Of the latest incident, the airline said: “Cathay Dragon immediately reported the case to the Hong Kong Police, who have launched a parallel investigation into the matter. The Hong Kong Civil Aviation Department (CAD) has been informed.” …
Crew members typically use the canisters to move around the cabin in the rare event of an emergency depressurisation.
The CAD, Hong Kong’s aviation regulator, noted that the first six cases were uncovered either before or after a flight. The seventh, however, emerged during a mid-flight inspection, of the kind which both Cathay carriers had made hourly.
Police confirmed they were investigating, adding that no arrests had been made.

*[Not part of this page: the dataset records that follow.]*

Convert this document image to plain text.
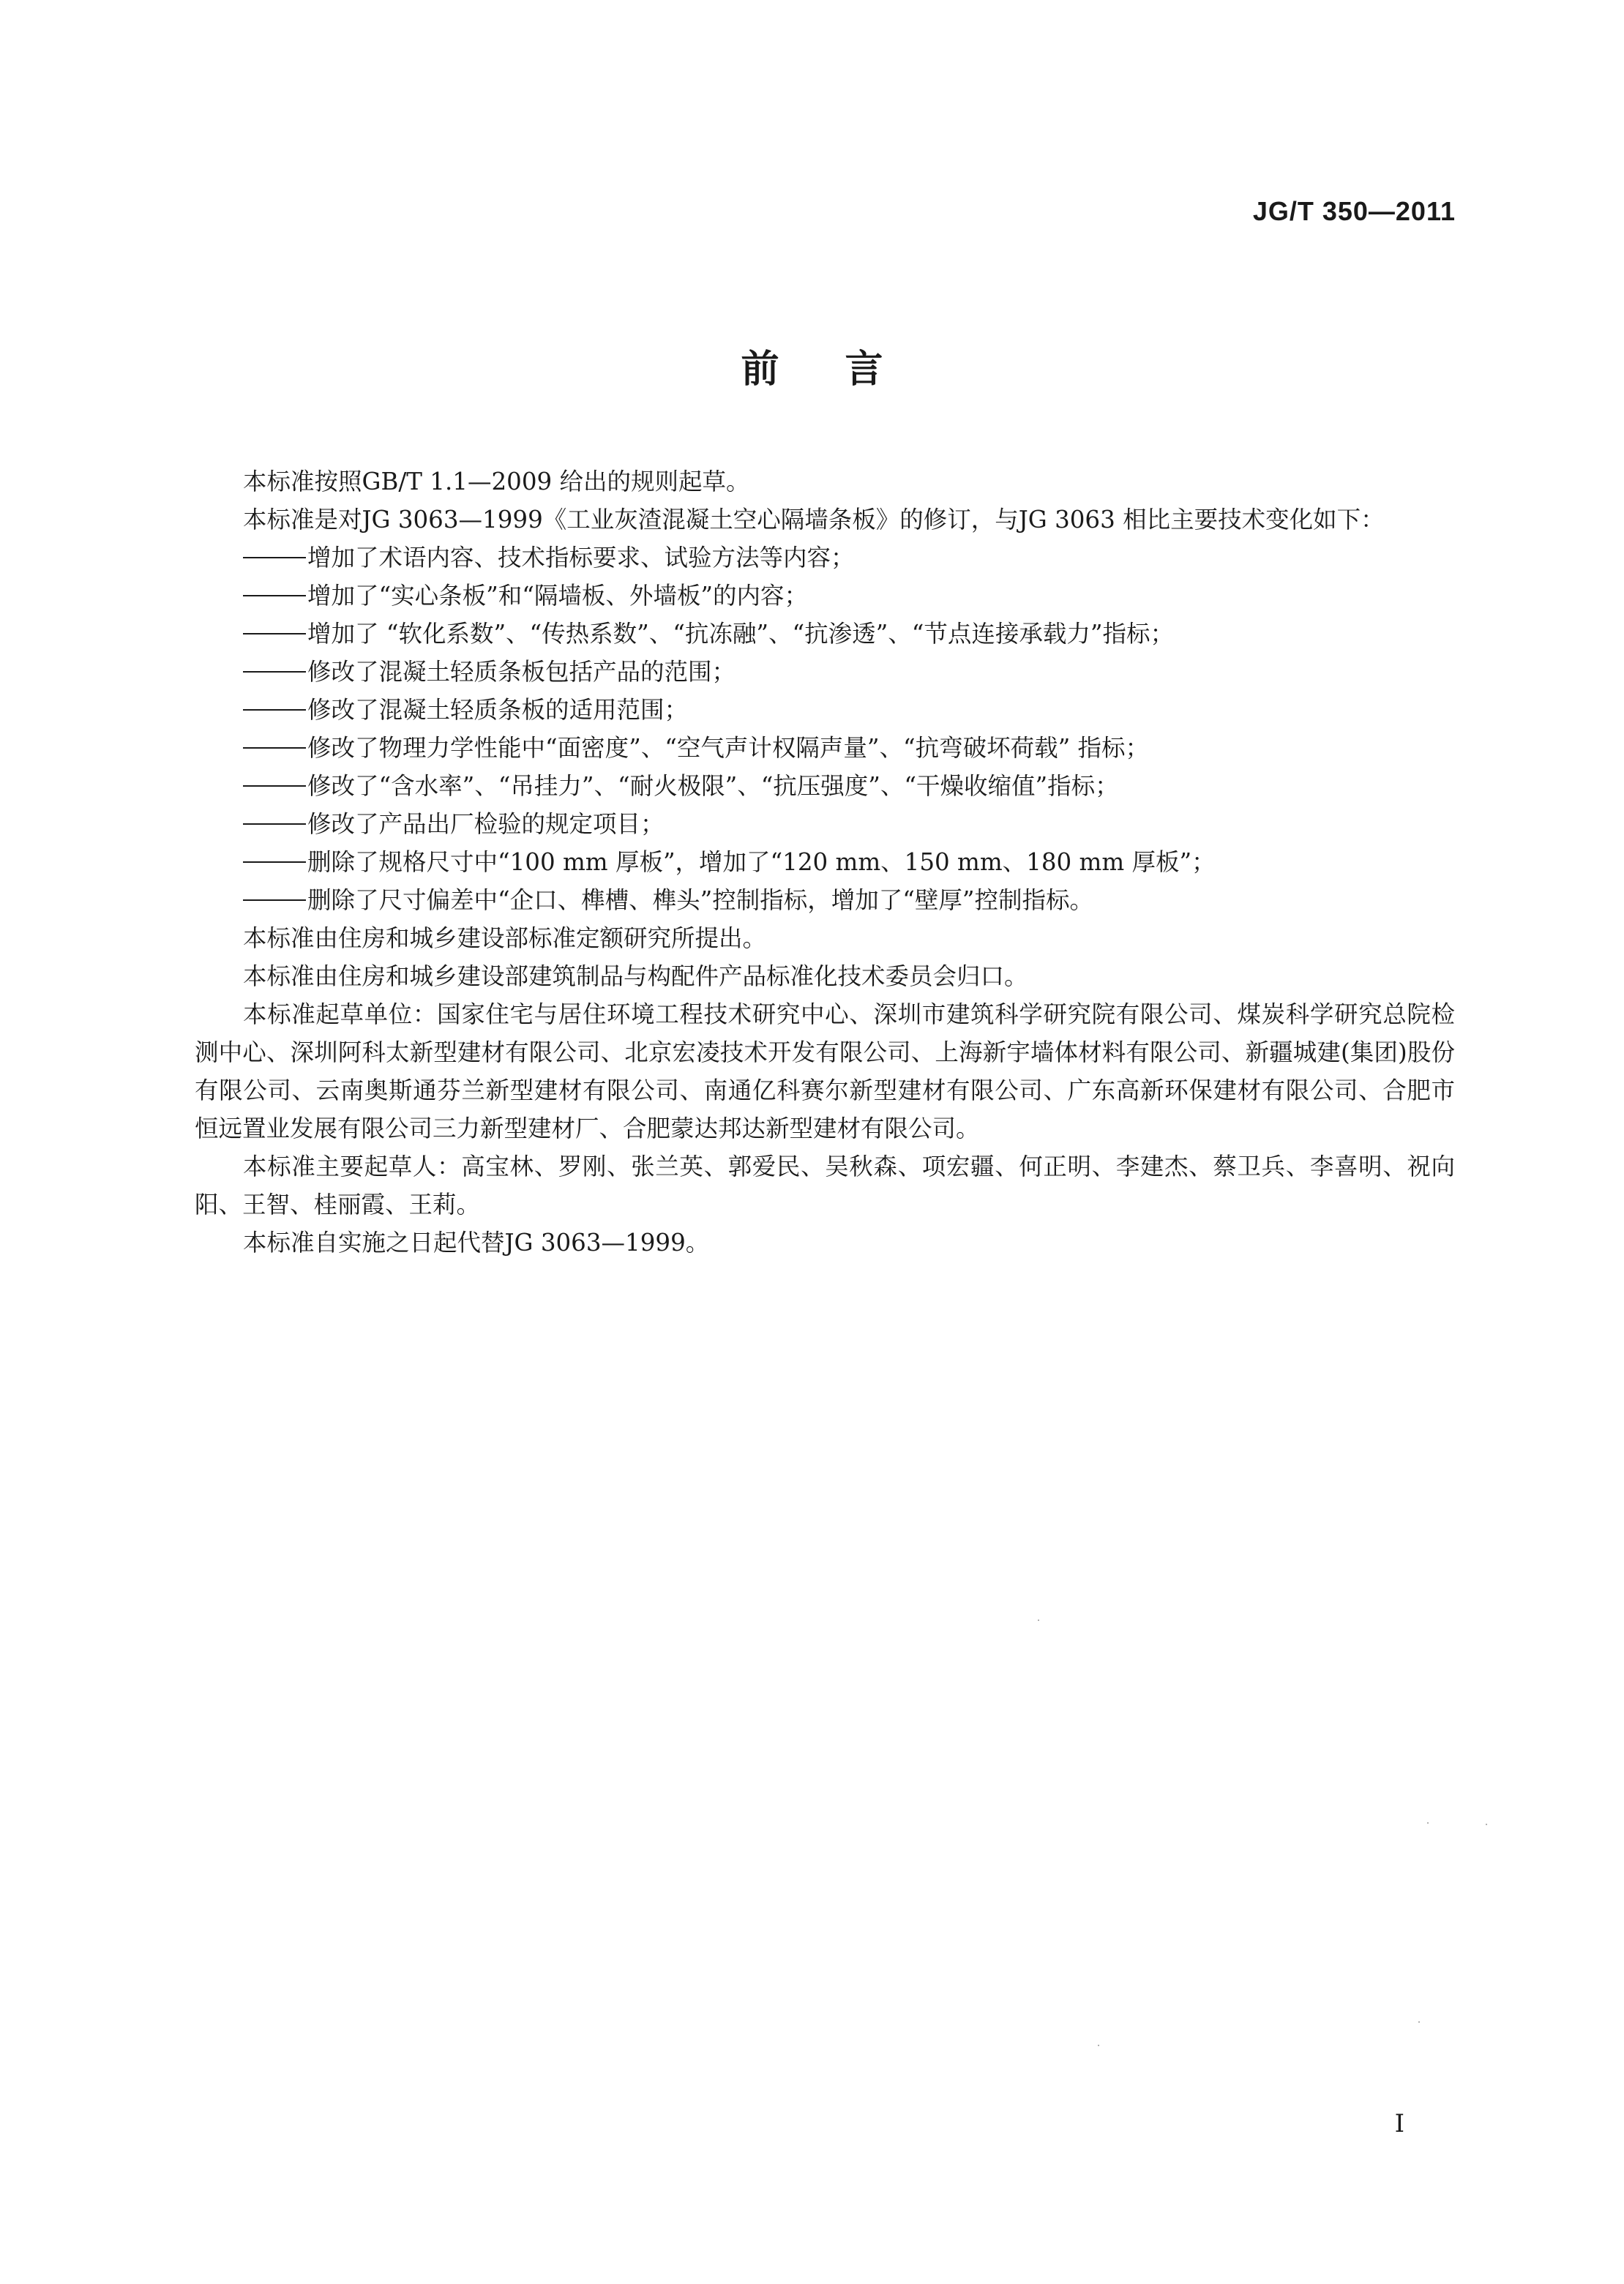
JG/T 350—2011
前言

本标准按照GB/T 1.1—2009 给出的规则起草。

本标准是对JG 3063—1999《工业灰渣混凝土空心隔墙条板》的修订，与JG 3063 相比主要技术变化如下：

增加了术语内容、技术指标要求、试验方法等内容；
增加了“实心条板”和“隔墙板、外墙板”的内容；
增加了 “软化系数”、“传热系数”、“抗冻融”、“抗渗透”、“节点连接承载力”指标；
修改了混凝土轻质条板包括产品的范围；
修改了混凝土轻质条板的适用范围；
修改了物理力学性能中“面密度”、“空气声计权隔声量”、“抗弯破坏荷载” 指标；
修改了“含水率”、“吊挂力”、“耐火极限”、“抗压强度”、“干燥收缩值”指标；
修改了产品出厂检验的规定项目；
删除了规格尺寸中“100 mm 厚板”，增加了“120 mm、150 mm、180 mm 厚板”；
删除了尺寸偏差中“企口、榫槽、榫头”控制指标，增加了“壁厚”控制指标。

本标准由住房和城乡建设部标准定额研究所提出。

本标准由住房和城乡建设部建筑制品与构配件产品标准化技术委员会归口。

本标准起草单位：国家住宅与居住环境工程技术研究中心、深圳市建筑科学研究院有限公司、煤炭科学研究总院检测中心、深圳阿科太新型建材有限公司、北京宏凌技术开发有限公司、上海新宇墙体材料有限公司、新疆城建(集团)股份有限公司、云南奥斯通芬兰新型建材有限公司、南通亿科赛尔新型建材有限公司、广东高新环保建材有限公司、合肥市恒远置业发展有限公司三力新型建材厂、合肥蒙达邦达新型建材有限公司。

本标准主要起草人：高宝林、罗刚、张兰英、郭爱民、吴秋森、项宏疆、何正明、李建杰、蔡卫兵、李喜明、祝向阳、王智、桂丽霞、王莉。

本标准自实施之日起代替JG 3063—1999。

I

The suspected sabotage of life-saving cabin equipment added to a litany of problems faced by Hong Kong’s largest airline group, which includes cancelled bookings amid domestic unrest. Cathay Pacific has also had to contend with a safety warning from the mainland regulator, which prompted a collapse in demand for flights on its mainland Chinese routes, which make up a fifth of all its daily flights.
It makes no sense to my why a member of the cabin crew would sabotage equipment that in case of emergency is there to save their own life!? The passengers will have oxygen supply from the oxygen masks above them but the crew relies on these portable bottles.
Obviously the investigation of mainland Chinese authorities is a joke and just designed to pressure Cathay even more, forcing them to come down hard on dissenting staff. Even with tampered oxygen bottles any Cathay flight is likely much safer overall compared to a flight operated by Air China or China Eastern which are probably still two of the best.
Nevertheless, disgruntled staff has to stay away from sabotaging safety equipment and anything that impacts the operational integrity of the aircraft. No matter if it affects passengers or crew. Lack of oxygen during emergency situations can have a lethal outcome quite quickly. It’s one thing to go on strike or call in sick but endangering lives crosses a line.
According to other reports Cathay has also suspended other crew members who were currently assisting in the investigation. I doubt only two individuals were involved here and those who are responsible for the sabotage will most certainly be out of a job at best and face prosecution for their actions at worst.
Cathay is in a tough spot at the moment. We reported about their dropping demand and revenue rates all while foreign airlines also asked HKIA to slash the landing fees amid falling passenger numbers. Even before these problems Cathay had financial difficulties but now they really face a problem and have already responded by cutting several routes.